The Blue Duck shawl is knitted in lace patterning from the top-down in one piece, starting at the neck edge with a garter tab. The instructions are, of course, provided charted and written out.
Difficulty level Knit this triangle-shaped shawl from the top-down, starting with a garter tab cast-on. Stitches used include knit, purl, k2tog, skp, yo, double yo, and a centered double decrease. Therefor, this pattern is suitable for the intermediate to advanced knitter.

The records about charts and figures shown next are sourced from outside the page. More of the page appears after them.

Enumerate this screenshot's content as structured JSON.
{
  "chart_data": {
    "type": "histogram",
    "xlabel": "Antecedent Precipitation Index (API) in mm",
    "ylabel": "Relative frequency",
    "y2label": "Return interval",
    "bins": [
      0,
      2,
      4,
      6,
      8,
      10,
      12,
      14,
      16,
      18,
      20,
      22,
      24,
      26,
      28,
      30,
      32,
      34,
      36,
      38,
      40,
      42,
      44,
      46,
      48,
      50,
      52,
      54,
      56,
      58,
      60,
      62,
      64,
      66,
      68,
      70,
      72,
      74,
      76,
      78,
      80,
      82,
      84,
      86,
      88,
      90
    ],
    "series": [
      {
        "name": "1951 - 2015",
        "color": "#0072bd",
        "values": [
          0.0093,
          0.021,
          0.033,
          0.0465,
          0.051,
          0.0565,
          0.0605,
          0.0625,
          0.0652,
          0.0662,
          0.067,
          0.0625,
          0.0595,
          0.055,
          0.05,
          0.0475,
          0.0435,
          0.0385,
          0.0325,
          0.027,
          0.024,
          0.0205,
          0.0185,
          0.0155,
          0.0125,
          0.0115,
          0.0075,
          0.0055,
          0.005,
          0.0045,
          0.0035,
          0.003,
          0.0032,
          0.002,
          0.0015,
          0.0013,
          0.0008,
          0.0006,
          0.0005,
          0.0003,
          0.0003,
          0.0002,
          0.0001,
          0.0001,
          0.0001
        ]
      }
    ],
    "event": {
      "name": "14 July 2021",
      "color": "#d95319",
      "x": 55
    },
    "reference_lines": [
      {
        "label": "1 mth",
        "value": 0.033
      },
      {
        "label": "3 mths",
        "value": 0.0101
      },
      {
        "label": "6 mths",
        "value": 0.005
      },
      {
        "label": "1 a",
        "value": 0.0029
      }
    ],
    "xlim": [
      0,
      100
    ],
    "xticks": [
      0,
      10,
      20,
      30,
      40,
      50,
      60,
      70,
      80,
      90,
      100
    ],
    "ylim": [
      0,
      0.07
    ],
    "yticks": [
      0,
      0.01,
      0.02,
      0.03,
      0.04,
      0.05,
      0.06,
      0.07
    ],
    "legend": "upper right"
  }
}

Sizes and finished measurements Finished dimensions of the sample shawl: span width of 190 cm (74 ¾ inches) along the upper edge and a depth of 81 cm (32 inches), measured after blocking.

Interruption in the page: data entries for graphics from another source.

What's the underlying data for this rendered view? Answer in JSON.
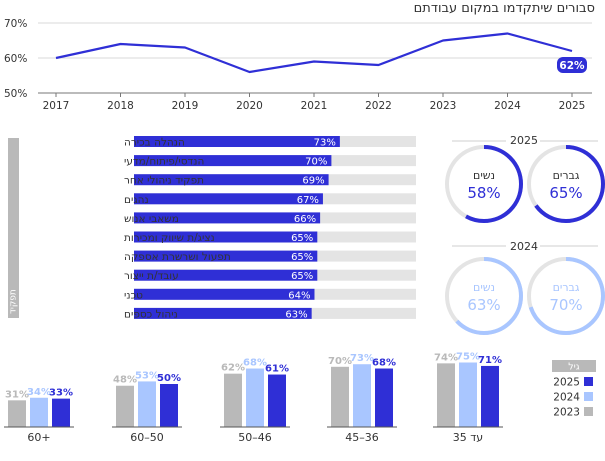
{
  "colors": {
    "dark": "#2f2fd6",
    "mid": "#a9c6ff",
    "gray": "#b9b9b9",
    "track": "#e4e4e4",
    "axis": "#888888",
    "text": "#333333"
  },
  "chart_data": [
    {
      "type": "line",
      "title": "סבורים שיתקדמו במקום עבודתם",
      "x": [
        "2017",
        "2018",
        "2019",
        "2020",
        "2021",
        "2022",
        "2023",
        "2024",
        "2025"
      ],
      "series": [
        {
          "values": [
            60,
            64,
            63,
            56,
            59,
            58,
            65,
            67,
            62
          ]
        }
      ],
      "ylim": [
        50,
        70
      ],
      "yticks": [
        "50%",
        "60%",
        "70%"
      ],
      "last_label": "62%"
    },
    {
      "type": "bar",
      "side_label": "תפקיד",
      "categories": [
        "הנהלה בכירה",
        "הנדסי/פיתוח/מדעי",
        "תפקיד ניהולי אחר",
        "נהגים",
        "משאבי אנוש",
        "נציג/ת שיווק ומכירות",
        "תפעול ושרשרת אספקה",
        "עובד/ת ייצור",
        "טכני",
        "ניהול כספים"
      ],
      "values": [
        73,
        70,
        69,
        67,
        66,
        65,
        65,
        65,
        64,
        63
      ],
      "labels": [
        "73%",
        "70%",
        "69%",
        "67%",
        "66%",
        "65%",
        "65%",
        "65%",
        "64%",
        "63%"
      ],
      "xlim": [
        0,
        100
      ]
    },
    {
      "type": "pie",
      "groups": [
        {
          "year": "2025",
          "items": [
            {
              "label": "גברים",
              "value": 65,
              "text": "65%"
            },
            {
              "label": "נשים",
              "value": 58,
              "text": "58%"
            }
          ]
        },
        {
          "year": "2024",
          "items": [
            {
              "label": "גברים",
              "value": 70,
              "text": "70%"
            },
            {
              "label": "נשים",
              "value": 63,
              "text": "63%"
            }
          ]
        }
      ]
    },
    {
      "type": "bar",
      "legend_title": "גיל",
      "legend": [
        "2025",
        "2024",
        "2023"
      ],
      "categories": [
        "+60",
        "50–60",
        "46–50",
        "36–45",
        "עד 35"
      ],
      "series": [
        {
          "name": "2023",
          "values": [
            31,
            48,
            62,
            70,
            74
          ],
          "labels": [
            "31%",
            "48%",
            "62%",
            "70%",
            "74%"
          ]
        },
        {
          "name": "2024",
          "values": [
            34,
            53,
            68,
            73,
            75
          ],
          "labels": [
            "34%",
            "53%",
            "68%",
            "73%",
            "75%"
          ]
        },
        {
          "name": "2025",
          "values": [
            33,
            50,
            61,
            68,
            71
          ],
          "labels": [
            "33%",
            "50%",
            "61%",
            "68%",
            "71%"
          ]
        }
      ],
      "ylim": [
        0,
        100
      ]
    }
  ]
}
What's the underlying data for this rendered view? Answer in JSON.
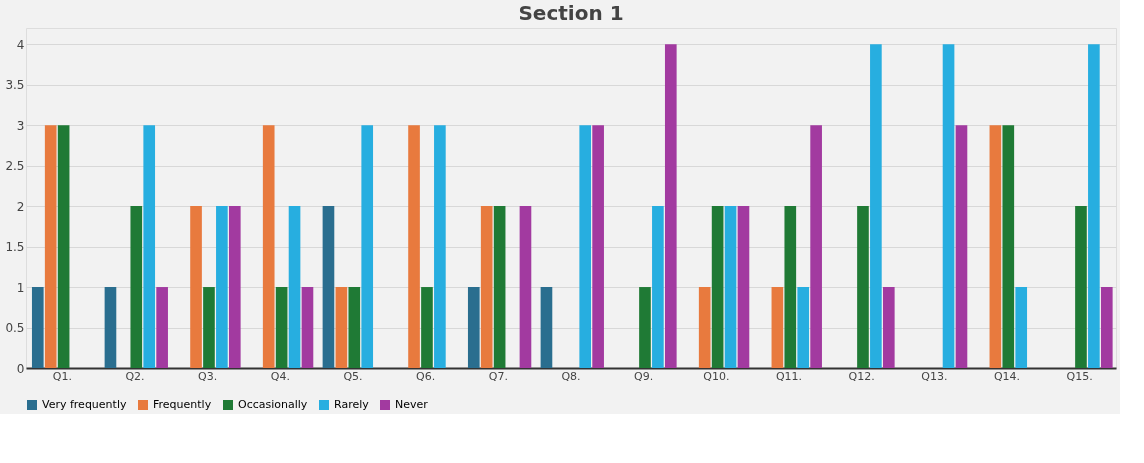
{
  "chart_data": {
    "type": "bar",
    "title": "Section 1",
    "categories": [
      "Q1.",
      "Q2.",
      "Q3.",
      "Q4.",
      "Q5.",
      "Q6.",
      "Q7.",
      "Q8.",
      "Q9.",
      "Q10.",
      "Q11.",
      "Q12.",
      "Q13.",
      "Q14.",
      "Q15."
    ],
    "series": [
      {
        "name": "Very frequently",
        "color": "#2a6e8f",
        "values": [
          1,
          1,
          0,
          0,
          2,
          0,
          1,
          1,
          0,
          0,
          0,
          0,
          0,
          0,
          0
        ]
      },
      {
        "name": "Frequently",
        "color": "#e87a3e",
        "values": [
          3,
          0,
          2,
          3,
          1,
          3,
          2,
          0,
          0,
          1,
          1,
          0,
          0,
          3,
          0
        ]
      },
      {
        "name": "Occasionally",
        "color": "#1f7a35",
        "values": [
          3,
          2,
          1,
          1,
          1,
          1,
          2,
          0,
          1,
          2,
          2,
          2,
          0,
          3,
          2
        ]
      },
      {
        "name": "Rarely",
        "color": "#27aee0",
        "values": [
          0,
          3,
          2,
          2,
          3,
          3,
          0,
          3,
          2,
          2,
          1,
          4,
          4,
          1,
          4
        ]
      },
      {
        "name": "Never",
        "color": "#a23aa0",
        "values": [
          0,
          1,
          2,
          1,
          0,
          0,
          2,
          3,
          4,
          2,
          3,
          1,
          3,
          0,
          1
        ]
      }
    ],
    "ylim": [
      0,
      4.2
    ],
    "yticks": [
      0,
      0.5,
      1,
      1.5,
      2,
      2.5,
      3,
      3.5,
      4
    ],
    "grid": "y",
    "legend": "bottom"
  }
}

Change the size of the shawl by using heavier or lighter weight yarn and/or working fewer (or more) repeats of the body section. This will, of course, change the amount of yarn needed.
- Written and charted pattern
- Instructions in English
- US Imperial and metric measurements
- Suitable for the intermediate to advanced knitter
- Links to tutorials by the designer for techniques used
- Gauge Approx. 12.9 sts / 21.8 rows = 10 cm (4 inches) over body pattern, measured after blocking.
- Digital PDF has 5 pages (letter size)
Materials you need at home:
- Yarn: 400 m (438 yds) / 40 g GGH Kid (65% Mohair, 30% Nylon, 5% Wool; 250 m (273 yds) / 25 g) in the color 124 duck blue. Substitute any mohair type yarn with a halo of a similar weight for a similar result.
- Size 5 mm (US 8) / 80 cm (32 inches) circular needles. Choose a needle size appropriate for the yarn selected.
- Yarn needle
- 4 stitch markers to indicate the center stitch and the edge stitches.
- Stitch markers to indicate repeats of the lace patterning (optional)
How lovely to meet you! I’m Susanne Visch and I live in the Netherlands. Not only the country of tulips, cheese, and windmills but also of Dutch Design.
I find it important to provide user-friendly instructions for interesting patterns. In most cases, my patterns feature both written and charted instructions, with detailed explanations of the techniques used.